Longtime overdue…this short piece on Gerard Unger does not do justice to the importance of Unger for dutch graphic design.
Unger was a Dutch graphic and type designer. He studied at the Gerrit Rietveld Academie in Amsterdam from 1963–67. A pioneer of digital type and an eyewitness to the important technological shifts of the past five decades, prolific writer and researcher. Unger has taught at the Gerrit Rietveld Academie for over 30 years, and since 1994, he is a visiting professor at the University of Reading at the Department of Typography and Graphic Communication. From 2006 to 2012, he has been lecturer in typography at the Department of Fine Arts of the University of Leiden.
The following text comes from EYEmagazine
Gerard Unger was a quietly ambitious typeface designer whose fonts have achieved a popularity and ubiquity that few superstar designers can equal. Born in The Netherlands in 1942, he has been involved in digital type design since 1974: for print (Dr-Ing Rudolf Hell GmbH, now Linotype Library); for office use (OcZ Nederland, Venlo); and for the screen (Philips Data Systems). Unger studied at the Gerrit Rietveld Academy in Amsterdam from 1963-67 and he has taught there for more than 30 years. Since 1994 he has been a visiting professor of typography and graphic communication at the University of Reading in the UK.
The many typefaces he has designed include Hollander (1983), Flora (1984), Swift (1984-86), Swift 2.0 (1996), Amerigo (1986), Oranda (1986), Argo (1991), Gulliver (1993), Paradox (1998), Coranto (1999) and Vesta (2001), a new sans serif. Many of these are used internationally in newspapers and magazines: for example Coranto for The Scotsman and the Brazilian newspaper Valor, launched in 2000; Gulliver for USA Today and Stuttgarter Zeitung. Swift (see Eye no. 3 vol. 1) has acquired the status of a late twentieth-century classic.

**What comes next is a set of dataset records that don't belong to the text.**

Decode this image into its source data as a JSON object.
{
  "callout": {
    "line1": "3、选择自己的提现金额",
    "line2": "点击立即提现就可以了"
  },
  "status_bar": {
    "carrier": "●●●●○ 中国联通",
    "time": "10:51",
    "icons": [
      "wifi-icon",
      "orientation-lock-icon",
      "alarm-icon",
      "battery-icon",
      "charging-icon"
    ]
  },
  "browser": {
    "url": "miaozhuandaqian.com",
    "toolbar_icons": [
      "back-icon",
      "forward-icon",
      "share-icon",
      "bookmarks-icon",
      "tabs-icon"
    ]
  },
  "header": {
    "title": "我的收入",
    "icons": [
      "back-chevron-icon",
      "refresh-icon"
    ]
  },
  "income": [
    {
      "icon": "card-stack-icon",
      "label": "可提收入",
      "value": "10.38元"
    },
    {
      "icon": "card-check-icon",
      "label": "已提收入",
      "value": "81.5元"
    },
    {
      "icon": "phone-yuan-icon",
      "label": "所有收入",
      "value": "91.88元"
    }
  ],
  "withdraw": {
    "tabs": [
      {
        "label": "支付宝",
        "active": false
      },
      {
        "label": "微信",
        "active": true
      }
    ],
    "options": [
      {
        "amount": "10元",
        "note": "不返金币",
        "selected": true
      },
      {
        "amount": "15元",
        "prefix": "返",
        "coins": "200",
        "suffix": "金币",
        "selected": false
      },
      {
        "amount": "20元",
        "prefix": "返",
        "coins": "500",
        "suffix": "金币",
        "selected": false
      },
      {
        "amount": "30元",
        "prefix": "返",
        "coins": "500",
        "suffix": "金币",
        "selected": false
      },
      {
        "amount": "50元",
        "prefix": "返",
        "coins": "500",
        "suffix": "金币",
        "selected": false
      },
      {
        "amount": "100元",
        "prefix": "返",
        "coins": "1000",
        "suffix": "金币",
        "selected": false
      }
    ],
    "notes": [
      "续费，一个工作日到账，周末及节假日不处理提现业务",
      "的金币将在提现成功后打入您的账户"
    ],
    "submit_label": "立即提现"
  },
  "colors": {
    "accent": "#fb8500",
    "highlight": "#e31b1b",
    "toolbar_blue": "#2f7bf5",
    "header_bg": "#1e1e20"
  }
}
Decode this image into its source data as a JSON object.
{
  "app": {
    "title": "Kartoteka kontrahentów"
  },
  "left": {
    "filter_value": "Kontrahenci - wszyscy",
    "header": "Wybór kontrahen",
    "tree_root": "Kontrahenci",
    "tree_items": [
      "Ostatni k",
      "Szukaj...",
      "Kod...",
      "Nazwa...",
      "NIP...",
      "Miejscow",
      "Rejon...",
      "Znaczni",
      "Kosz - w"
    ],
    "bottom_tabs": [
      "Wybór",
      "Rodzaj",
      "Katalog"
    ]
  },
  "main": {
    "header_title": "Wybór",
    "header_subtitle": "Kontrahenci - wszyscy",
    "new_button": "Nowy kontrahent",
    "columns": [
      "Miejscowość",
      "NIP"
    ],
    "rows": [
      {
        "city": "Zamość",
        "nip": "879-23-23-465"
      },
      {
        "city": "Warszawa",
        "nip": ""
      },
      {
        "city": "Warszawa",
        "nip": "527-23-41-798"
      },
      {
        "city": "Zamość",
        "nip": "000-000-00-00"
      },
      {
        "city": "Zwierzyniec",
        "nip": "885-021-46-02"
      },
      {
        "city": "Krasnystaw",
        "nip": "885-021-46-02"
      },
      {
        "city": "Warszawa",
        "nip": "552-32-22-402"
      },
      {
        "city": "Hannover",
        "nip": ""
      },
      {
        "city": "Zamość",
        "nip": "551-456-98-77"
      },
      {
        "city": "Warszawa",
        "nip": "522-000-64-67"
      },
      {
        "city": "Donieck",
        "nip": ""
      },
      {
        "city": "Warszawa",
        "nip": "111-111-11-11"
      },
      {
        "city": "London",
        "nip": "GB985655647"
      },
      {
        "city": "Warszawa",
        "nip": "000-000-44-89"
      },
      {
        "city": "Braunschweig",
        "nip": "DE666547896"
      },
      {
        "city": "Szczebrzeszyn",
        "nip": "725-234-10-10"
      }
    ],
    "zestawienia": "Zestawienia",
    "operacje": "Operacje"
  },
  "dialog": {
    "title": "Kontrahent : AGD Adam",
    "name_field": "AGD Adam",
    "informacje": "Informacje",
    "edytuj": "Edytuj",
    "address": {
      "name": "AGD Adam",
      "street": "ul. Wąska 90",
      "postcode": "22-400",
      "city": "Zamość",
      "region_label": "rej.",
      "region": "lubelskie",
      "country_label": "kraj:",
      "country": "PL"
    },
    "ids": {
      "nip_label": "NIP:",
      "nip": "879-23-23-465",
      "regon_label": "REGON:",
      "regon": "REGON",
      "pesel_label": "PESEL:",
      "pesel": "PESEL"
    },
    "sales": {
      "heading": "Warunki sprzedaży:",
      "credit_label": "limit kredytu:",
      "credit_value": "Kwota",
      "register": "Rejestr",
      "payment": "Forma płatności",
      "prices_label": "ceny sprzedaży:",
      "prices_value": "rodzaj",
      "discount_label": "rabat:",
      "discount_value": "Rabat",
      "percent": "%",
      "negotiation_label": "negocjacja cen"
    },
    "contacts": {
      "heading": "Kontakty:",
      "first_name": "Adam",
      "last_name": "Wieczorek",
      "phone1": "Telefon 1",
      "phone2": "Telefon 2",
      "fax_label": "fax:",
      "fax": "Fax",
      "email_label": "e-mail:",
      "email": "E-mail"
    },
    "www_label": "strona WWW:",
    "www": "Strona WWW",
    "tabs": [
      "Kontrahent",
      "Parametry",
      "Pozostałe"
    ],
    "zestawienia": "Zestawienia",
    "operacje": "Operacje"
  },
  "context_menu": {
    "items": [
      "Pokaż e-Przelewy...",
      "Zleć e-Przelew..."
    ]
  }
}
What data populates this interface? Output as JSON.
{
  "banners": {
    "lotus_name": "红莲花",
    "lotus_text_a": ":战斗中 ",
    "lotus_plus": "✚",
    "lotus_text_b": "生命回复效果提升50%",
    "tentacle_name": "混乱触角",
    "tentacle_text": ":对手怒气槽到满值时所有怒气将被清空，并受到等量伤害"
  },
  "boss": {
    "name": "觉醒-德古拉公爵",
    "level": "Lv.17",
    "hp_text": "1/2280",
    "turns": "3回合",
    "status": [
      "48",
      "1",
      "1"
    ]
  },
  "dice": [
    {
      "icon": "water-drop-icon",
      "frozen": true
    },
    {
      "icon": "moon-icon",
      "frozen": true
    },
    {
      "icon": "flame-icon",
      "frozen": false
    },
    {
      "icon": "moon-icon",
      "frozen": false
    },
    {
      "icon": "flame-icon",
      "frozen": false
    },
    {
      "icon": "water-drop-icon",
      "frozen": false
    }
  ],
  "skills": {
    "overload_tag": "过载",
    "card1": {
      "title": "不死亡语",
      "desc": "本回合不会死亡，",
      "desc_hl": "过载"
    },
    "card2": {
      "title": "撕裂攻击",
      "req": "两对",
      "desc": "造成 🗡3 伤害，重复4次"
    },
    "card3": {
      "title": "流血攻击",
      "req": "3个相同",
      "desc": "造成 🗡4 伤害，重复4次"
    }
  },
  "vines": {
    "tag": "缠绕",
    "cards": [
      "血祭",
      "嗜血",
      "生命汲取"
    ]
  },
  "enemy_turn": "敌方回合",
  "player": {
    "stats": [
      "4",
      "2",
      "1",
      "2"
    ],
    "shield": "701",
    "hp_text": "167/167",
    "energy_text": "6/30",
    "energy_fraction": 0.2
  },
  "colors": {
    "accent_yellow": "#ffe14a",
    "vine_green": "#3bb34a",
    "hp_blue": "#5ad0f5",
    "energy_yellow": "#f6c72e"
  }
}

He has also designed several typefaces for signage, including the one used for the Amsterdam Underground and in 1996, in conjunction with the Leiden-based company n|p|k industrial design, a new face for Dutch road signs, commissioned by the Dutch tourist organisation ANWB. He made a personal contribution to the tradition of public lettering in Rome when he was commissioned to developing an orientation and information system for the City of Rome’s Jubilee year 2000. He headed a team of six designers, working again in conjunction with n|p|k. Part of this project was a new type family, Capitolium (1998), to be used in seven languages and in different technologies, including public touch screens.
Unger also designs corporate identities, magazines, newspapers and books, writes regularly about graphic design and typography and lectures abroad. He claims he is proud to remain an ‘old-fashioned designer, satisfying clients, solving problems,’ continuing a Dutch tradition of text face design for reading. ‘Over the past decade,’ he says, ‘while many designers were producing post-structuralist, post-industrial, Deconstructivist designs and … more interested in how things look than in what they have to say, I remained interested in content first.’